I have borne for your sake, my adored one, for the name which my dear children bear, the most agonizing, the most appalling, of calvaries for a heart that is pure and honorable. I ask myself how I am yet alive. That which sustained me is, above all else, the hope that I shall soon be united to you down there. Then, though innocent as I am, but sustained as I shall be by your profound love, I shall have the patience to await in exile the vindication of my name. There, too, I shall work, I shall be busy. I shall impose silence upon my heart and my brain by force of physical fatigue. But in my prison it would be difficult to live, for my thought always brings me fatally back to my condition.
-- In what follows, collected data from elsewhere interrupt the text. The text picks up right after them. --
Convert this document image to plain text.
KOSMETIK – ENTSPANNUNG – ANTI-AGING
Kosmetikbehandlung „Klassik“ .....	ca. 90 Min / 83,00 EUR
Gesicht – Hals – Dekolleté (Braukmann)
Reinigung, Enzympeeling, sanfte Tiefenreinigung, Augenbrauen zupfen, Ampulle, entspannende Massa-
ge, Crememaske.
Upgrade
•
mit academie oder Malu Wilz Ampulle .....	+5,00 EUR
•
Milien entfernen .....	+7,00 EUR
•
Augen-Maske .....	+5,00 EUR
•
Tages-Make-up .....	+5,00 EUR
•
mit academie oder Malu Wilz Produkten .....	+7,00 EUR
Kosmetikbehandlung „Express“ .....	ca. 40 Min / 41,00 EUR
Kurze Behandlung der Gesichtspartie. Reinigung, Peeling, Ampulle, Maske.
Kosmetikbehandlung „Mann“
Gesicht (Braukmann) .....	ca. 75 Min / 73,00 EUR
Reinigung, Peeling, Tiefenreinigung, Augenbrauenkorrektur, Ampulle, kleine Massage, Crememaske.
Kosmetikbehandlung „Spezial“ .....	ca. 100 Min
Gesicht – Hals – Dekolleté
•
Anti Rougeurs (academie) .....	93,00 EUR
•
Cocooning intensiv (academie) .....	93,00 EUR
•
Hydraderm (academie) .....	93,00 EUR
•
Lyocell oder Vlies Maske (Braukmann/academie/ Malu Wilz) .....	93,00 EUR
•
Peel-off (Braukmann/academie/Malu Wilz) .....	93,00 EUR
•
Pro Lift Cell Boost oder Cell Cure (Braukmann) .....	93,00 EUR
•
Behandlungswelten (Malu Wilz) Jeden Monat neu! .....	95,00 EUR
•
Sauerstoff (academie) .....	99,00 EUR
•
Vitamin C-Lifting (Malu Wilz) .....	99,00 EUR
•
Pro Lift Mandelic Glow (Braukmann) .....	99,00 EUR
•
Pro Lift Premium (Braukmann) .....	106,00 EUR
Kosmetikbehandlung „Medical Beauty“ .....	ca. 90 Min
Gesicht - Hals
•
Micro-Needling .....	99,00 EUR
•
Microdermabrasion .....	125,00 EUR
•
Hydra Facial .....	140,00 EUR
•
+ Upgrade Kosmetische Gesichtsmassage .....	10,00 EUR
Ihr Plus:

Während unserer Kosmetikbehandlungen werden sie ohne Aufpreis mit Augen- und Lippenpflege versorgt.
They have not given me any letter from you to-day; do not be anxious, my darling, if my letters do not reach you regularly. I will write to you every day as long as I am permitted to.

I have been told that I can see you Monday and Friday. Alas! Monday has passed, and I am obliged to wait until Friday. I wait with extreme joy for the moment when I can kiss you; when I can throw myself into your arms. It is in your eyes, in your noble heart, that I find the strength needful to enable me to bear my fearful tortures of soul. I should almost like it better had I some sin upon my conscience; then I should, at least, have something to expiate. But alas! you know, my darling, how honest, how upright, my life has always been.

I will do all I can to live. I will do all I can to resist until the supreme moment when they give back to me the honor of my name.